SBI Mutual Fund is introducing a new investment option called the SBI Nifty200 Quality 30 Index Fund. This open-ended scheme seeks to replicate the performance of the Nifty 200 Quality 30 Index. Investors can sign up for the New Fund Offer (NFO) between May 16 and 29, 2025.
This NFO gives investors a chance to put their money into 30 top companies picked from the Nifty200 index. The companies selected take return on equity, debt, and earnings growth over the last five years into account. To make sure that no one stock dominates, its weight in the index will never go over 5%.
The main aim is for the returns on this fund to be similar to those on the Nifty200 Quality 30 Index, but with some possibilities of small tracking differences, according to SBI Mutual Fund.
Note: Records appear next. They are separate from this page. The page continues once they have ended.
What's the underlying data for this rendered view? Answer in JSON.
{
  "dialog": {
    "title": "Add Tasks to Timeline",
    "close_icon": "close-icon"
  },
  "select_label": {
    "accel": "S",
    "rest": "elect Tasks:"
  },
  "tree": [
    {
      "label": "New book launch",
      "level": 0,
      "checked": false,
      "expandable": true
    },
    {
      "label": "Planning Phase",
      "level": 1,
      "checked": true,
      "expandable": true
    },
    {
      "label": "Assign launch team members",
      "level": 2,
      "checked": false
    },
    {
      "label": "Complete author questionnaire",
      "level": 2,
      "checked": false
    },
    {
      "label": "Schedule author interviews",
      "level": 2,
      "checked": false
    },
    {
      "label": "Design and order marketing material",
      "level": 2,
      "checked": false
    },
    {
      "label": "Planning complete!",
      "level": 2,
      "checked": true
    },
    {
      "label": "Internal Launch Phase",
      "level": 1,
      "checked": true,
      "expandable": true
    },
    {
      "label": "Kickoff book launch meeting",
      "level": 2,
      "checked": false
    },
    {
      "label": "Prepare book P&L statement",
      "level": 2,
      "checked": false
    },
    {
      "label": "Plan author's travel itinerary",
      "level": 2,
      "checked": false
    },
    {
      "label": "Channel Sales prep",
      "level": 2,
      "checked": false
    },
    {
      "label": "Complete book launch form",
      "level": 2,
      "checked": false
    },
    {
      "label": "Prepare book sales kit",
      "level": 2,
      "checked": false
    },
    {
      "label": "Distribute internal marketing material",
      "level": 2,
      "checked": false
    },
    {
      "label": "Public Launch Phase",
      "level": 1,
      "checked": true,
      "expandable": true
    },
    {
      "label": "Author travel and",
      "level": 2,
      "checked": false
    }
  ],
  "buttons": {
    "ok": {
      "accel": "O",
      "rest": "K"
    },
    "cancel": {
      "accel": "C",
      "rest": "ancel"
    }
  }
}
And, it helps remind investors that reaching the fund’s objectives is not always possible.
Over 95 percent of the scheme’s money will be put into stocks from the Nifty200 Quality 30 Index. Investing no more than 5% of the portfolio in government bonds, treasury bills, triparty repos, or liquid mutual fund shares is part of setting a safe strategy.
Investors must first put in Rs 5,000 to start investing in this NFO. Afterward, you can invest more money by contributing Rs 1000 at a time. Using a SIP, you can invest in small amounts every day, week, month, quarter, semiannually, or annually.